Boston Red Sox World Series Bound
Baseball fans across the New England region are headed into the weekend filled with elation after the Boston Red Sox secured their first World Series berth in five years. The opportunity was gained via a 4-1 victory over the Houston Astros in Game 5 of the American League Championship Series on Thursday, October 18.
The MLB game day box score cites Boston as having put up the contest’s initial run in the 3rd inning via a J.D. Martinez solo shot off of Justin Verlander. Verlander would settle in and coast through the two proceeding innings, but to his misfortune, a red-hot Rafael Devers took him deep for a three-run homer in the sixth. Meanwhile, David Price was putting up scoreless inning after scoreless inning to subvert any chance of a comeback on the other side of the ball.
Center fielder Jackie Bradley Jr. may have only contributed three hits throughout the series, but they proved to be clutch hits that helped the Red Sox rebound from a Game 1 loss — achieving wins in each of the three games that followed. Although he’d go hitless in the final contest against Houston — and the stats sheet ultimately displayed him finishing up with the lowest batting average of any position player at.200 — Bradley Jr.’s play was in fact viewed as so vital that it earned him honors as ALCS MVP.

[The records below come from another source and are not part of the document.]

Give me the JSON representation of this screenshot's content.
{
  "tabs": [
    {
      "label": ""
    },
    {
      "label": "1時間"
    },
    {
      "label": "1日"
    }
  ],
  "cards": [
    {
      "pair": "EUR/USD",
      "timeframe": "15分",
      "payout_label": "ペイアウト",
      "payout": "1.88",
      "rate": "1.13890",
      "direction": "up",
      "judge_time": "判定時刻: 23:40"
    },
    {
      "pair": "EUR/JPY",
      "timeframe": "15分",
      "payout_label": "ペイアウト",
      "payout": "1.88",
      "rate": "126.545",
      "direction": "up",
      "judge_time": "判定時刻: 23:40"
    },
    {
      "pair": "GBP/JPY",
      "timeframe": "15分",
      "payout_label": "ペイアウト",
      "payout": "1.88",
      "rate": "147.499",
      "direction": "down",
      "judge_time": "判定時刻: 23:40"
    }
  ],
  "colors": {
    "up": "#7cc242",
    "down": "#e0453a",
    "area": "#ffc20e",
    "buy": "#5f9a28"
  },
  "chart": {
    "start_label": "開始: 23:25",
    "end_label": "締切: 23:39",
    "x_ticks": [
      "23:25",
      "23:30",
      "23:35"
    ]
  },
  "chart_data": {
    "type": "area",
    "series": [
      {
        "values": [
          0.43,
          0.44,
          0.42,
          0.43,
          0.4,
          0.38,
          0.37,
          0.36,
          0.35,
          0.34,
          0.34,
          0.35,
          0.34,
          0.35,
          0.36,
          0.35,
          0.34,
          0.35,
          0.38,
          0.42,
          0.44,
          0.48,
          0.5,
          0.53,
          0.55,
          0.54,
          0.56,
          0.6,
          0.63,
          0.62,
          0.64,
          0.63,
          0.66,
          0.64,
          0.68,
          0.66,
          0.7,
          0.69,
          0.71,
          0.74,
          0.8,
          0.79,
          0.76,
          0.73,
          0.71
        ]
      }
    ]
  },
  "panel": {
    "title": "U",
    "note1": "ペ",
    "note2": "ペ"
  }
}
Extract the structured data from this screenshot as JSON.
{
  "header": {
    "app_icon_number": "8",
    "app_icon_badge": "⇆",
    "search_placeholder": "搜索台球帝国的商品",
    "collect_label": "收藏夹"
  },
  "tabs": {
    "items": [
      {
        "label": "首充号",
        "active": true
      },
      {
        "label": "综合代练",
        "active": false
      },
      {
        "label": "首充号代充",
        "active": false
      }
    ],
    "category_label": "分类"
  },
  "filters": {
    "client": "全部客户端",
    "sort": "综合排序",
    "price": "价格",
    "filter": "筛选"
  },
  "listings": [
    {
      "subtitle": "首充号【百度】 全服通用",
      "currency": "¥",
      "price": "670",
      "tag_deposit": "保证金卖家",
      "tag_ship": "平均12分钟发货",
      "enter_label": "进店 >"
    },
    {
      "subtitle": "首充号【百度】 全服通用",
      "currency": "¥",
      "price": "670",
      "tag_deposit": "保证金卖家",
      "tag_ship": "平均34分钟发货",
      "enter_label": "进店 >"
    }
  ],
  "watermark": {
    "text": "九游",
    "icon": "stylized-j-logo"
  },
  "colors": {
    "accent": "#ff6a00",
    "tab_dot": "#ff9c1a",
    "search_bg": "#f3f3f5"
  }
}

Yahoo Sports reports that it was Bradley Jr.’s bases-clearing double that had put his team ahead in the second game, followed by a grand slam off of his bat that capped off a blow out in Boston’s favor the next night. In Game 4, the heroics would only continue as the six-year veteran launched a two-run homer to give him nine RBIs in the series. It also put coach Alex Cora’s squad in position to bring the city its 14th American League pennant.
“There’s nobody on this team that I can think of in baseball that deserves it more than Jackie. Just, one, the player that he is and, two, more importantly, the person that he is. He continues to work. He continues to grind,” ABC quotes Red Sox pitcher David Price as having stated to media figures after the game.
“He continues to push forward through everything that he has to go through. Watching him line out, hitting balls 100-plus miles an hour, routinely this year and last year, to see him get that MVP award, to get those big hits, I’m so pumped for him,” Price continued on to say.
Price’s comments commending Bradley Jr.’s contributions were certainly appropriate in the grand scheme of things, but there was no doubt that he, himself, was the man of the hour. In Verlander, Price out-dueled one of history’s most prolific postseason pitchers to give Boston a chance to once again raise the Commissioner’s Trophy. It was a shot at redemption for a once-elite veteran — who in 11 previous postseason starts had disappointed to the tune of a 0-9 record.
Price would strike out nine while only allowing three hits through six innings. The fact that he walked none and was able to get by on 93 pitches are signs that point to the 33-year-old being focused heading into the World Series, which is set to kick off on Tuesday, October 23.
It is unclear as yet whether the Red Sox will face the Los Angeles Dodgers or the Milwaukee Brewers.